Evidence

What the literature tells us

Model Performance

ML models consistently achieve AUC >0.80 for high-acuity ED outcomes including ICU transfer and hospital admission (Rajpurkar et al., 2022; Topol, 2019).
NLP on free-text triage notes significantly improves classification accuracy over structured data alone — the core motivation for ClinAssist's dual-model architecture.
XGBoost and gradient boosting outperform simpler models across diverse ED populations in recent systematic reviews.
Clinician trust remains the primary barrier to adoption — not model performance — underscoring why explainability is central, not optional (Lundberg & Lee, 2017).

Multimodal Integration

Co-attention transformers for multimodal clinical data (Chen et al., ICCV 2022) provide theoretical grounding for ClinAssist's unified inference layer.
Attention-based NLP (Vaswani et al., 2017) forms the backbone of ClinAssist's clinical notes module, enabling both prediction and explanation from free text.

Open Datasets

MIMIC-IV — Beth Israel Deaconess Medical Centre. 300,000+ ICU and ED admissions. Gold standard for clinical AI model development and validation.
PhysioNet — Open repository of physiological and clinical data. Used for model development and cross-dataset validation alongside MIMIC-IV.

Regulatory Alignment

TGA guidance (Australia) — ClinAssist is designed from the ground up to align with the Therapeutic Goods Administration's AI-as-a-Medical-Device framework.
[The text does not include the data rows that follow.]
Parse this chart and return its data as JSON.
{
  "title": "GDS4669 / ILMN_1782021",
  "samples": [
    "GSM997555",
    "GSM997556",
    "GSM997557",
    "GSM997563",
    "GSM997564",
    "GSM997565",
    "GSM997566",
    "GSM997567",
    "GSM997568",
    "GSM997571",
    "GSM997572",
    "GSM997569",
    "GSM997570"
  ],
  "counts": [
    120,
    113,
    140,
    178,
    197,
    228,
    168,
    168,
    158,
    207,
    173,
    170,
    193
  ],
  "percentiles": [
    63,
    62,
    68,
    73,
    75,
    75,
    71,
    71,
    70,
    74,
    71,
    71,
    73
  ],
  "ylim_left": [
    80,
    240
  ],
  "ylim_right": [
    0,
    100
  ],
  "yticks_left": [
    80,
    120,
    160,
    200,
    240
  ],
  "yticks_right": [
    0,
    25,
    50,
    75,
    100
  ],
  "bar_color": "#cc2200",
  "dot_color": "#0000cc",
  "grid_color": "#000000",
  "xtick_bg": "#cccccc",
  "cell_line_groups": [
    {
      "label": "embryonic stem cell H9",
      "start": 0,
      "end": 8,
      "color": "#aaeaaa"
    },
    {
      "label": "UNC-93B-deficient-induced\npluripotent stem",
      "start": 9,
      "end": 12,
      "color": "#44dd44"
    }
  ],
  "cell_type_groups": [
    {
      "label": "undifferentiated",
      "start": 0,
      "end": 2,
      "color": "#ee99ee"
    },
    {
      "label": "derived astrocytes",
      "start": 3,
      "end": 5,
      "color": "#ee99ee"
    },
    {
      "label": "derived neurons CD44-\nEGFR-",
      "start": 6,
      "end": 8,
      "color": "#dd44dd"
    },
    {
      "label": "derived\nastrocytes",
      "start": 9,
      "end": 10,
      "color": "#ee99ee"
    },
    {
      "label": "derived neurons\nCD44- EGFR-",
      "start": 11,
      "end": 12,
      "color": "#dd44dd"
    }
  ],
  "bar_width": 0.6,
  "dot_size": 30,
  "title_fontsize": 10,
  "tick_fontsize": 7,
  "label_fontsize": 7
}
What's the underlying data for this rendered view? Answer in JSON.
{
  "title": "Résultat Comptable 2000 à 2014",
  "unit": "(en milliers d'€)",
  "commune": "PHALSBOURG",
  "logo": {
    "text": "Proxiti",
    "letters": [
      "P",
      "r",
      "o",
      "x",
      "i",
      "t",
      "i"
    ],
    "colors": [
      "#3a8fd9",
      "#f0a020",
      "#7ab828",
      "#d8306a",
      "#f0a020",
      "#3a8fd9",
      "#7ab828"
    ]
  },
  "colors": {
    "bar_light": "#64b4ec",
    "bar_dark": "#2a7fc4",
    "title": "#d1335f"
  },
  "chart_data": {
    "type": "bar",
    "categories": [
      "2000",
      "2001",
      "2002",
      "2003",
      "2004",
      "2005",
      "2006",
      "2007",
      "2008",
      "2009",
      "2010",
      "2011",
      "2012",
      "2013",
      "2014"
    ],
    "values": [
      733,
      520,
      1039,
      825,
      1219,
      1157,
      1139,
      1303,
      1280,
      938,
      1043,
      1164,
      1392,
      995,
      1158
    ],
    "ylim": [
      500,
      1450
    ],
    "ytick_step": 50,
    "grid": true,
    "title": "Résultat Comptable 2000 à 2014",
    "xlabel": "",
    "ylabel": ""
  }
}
Regulatory scoping is a Phase 1 deliverable.
Australian Privacy Act compliance — Data preprocessing pipelines are designed around Australian Privacy Act principles, including de-identification and consent frameworks.
IRB/Ethics approval — Formal ethics clearance for dataset access and any clinician interview or study components will be obtained in Phase 1 prior to data collection.

Research Questions

RQ1: What design principles enable AI models to provide real-time, accurate clinical predictions while maintaining explainability for non-technical end users?
RQ2: How can multimodal clinical data (structured records, imaging, time-series vitals) be integrated effectively within a single deployable pipeline?
RQ3: What validation frameworks and evaluation metrics are most appropriate for assessing AI clinical tools prior to real-world deployment?